Subinhibitory Concentrations of Biogenic Silver Nanoparticles Affect Motility and Biofilm Formation in Pseudomonas aeruginosa

Biogenic silver nanoparticles (bio-AgNPs) are increasingly recognized as an antibiofilm and antivirulence strategy against P. aeruginosa, a bacterium that causes chronic infections in immunocompromised and cystic fibrosis patients. This study aimed to investigate the effects of subinhibitory concentrations of bio-AgNPs on motility and biofilm formation in P. aeruginosa. Bio-AgNPs were synthesized via reduction of ionic silver catalyzed by cell-free culture filtrate from Fusarium oxysporum. A total of 17 P. aeruginosa isolates and strains were evaluated for swarming, swimming, and twitching motility in the presence and absence (control) of bio-AgNPs, including 10 clinical isolates from patients with and without cystic fibrosis, 5 environmental isolates obtained from the public water supply system, and 2 reference strains (PAO1 and PA14). Isolates were identified by biochemical and molecular methods. Minimum inhibitory concentrations (MICs) were determined by the broth microdilution method.
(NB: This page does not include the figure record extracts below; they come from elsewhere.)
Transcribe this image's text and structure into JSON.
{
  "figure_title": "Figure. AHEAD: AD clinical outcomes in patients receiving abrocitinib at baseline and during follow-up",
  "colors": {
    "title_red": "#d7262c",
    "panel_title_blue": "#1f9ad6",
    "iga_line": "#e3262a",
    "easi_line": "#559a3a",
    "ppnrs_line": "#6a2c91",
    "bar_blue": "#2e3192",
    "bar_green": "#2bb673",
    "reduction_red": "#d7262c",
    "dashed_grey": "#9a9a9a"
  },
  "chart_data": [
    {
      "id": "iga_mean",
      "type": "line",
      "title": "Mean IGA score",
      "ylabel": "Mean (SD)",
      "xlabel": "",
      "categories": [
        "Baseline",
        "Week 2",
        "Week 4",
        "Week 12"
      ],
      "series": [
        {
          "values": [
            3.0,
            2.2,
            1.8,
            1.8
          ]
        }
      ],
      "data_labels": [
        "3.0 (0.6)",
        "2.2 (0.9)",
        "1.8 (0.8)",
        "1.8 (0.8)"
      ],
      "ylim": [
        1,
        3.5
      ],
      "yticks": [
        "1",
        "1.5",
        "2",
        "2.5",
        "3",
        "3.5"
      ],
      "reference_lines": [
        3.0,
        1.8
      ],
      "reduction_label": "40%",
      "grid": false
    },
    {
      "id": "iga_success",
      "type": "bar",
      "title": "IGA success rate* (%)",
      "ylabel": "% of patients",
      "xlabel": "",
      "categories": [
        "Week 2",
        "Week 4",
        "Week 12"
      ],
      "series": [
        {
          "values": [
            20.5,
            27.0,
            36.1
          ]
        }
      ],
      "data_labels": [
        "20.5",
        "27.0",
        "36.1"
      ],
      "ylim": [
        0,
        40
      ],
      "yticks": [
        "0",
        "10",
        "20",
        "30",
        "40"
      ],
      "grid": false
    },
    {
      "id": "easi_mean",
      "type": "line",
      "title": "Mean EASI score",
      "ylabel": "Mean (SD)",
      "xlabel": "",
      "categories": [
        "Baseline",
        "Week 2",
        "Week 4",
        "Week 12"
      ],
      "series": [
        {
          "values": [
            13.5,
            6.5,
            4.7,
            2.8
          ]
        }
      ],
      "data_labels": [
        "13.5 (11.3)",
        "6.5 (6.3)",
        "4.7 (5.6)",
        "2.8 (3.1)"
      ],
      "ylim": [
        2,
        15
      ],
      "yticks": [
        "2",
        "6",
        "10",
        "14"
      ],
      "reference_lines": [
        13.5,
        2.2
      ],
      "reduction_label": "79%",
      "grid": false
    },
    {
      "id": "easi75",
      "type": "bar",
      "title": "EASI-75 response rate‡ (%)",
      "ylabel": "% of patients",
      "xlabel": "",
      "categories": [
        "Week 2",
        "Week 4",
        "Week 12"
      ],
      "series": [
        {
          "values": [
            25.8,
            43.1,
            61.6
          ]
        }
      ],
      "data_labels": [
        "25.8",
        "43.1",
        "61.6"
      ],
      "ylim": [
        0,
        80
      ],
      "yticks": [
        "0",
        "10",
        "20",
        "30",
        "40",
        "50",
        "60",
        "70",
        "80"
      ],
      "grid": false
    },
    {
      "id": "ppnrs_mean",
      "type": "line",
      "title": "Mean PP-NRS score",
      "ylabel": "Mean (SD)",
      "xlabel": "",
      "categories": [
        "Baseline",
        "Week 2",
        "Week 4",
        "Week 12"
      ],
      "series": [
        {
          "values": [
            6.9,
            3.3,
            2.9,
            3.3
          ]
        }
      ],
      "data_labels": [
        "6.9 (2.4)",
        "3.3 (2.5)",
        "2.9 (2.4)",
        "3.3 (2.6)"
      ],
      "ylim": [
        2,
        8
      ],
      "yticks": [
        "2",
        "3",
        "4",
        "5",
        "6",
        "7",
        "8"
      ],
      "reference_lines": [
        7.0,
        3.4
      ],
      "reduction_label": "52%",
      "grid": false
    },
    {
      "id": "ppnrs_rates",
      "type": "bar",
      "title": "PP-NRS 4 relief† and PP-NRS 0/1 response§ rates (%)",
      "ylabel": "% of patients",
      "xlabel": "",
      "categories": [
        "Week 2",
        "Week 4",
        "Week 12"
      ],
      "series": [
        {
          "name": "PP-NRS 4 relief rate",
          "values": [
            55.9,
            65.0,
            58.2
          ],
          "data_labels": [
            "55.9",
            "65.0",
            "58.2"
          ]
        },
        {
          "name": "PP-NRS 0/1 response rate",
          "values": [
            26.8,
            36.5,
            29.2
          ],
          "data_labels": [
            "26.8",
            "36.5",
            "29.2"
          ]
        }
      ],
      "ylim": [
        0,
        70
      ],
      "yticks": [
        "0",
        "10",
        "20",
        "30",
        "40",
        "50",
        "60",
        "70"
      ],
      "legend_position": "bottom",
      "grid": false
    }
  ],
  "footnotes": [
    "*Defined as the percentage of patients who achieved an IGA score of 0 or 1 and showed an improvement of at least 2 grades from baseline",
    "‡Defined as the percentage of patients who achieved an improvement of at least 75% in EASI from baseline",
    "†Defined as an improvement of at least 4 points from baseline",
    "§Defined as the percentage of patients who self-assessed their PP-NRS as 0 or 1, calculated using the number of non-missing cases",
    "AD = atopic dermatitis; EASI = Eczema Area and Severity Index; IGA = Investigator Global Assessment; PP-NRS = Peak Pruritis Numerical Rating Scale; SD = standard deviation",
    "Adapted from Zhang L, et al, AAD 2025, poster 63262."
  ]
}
Swarming, swimming, and twitching motility assays were performed in Petri dishes. Biofilm formation capacity was assessed quantitatively by the crystal violet method. MIC values ranged from 15.62 to 62.50 µM. The results showed that subinhibitory concentrations of bio-AgNPs (½ MIC, 7.81-31.25 µM) significantly increased (p < 0.05) swarming, swimming, and twitching motility in 40.0, 40.0, and 46.7% of isolates, respectively. Subinhibitory bio-AgNP treatment enhanced (p < 0.05) biofilm formation capacity in PA14 and a cystic fibrosis isolate (P11). It is concluded that subinhibitory concentrations of bio-AgNPs increased biofilm formation and swarming, swimming, and twitching motility in PA14 and some P. aeruginosa isolates. These virulence factors are directly involved with quorum-sensing systems. Further research should investigate the effects of AgNPs on P. aeruginosa quorum sensing to help elucidate their mechanism of action at subinhibitory concentrations.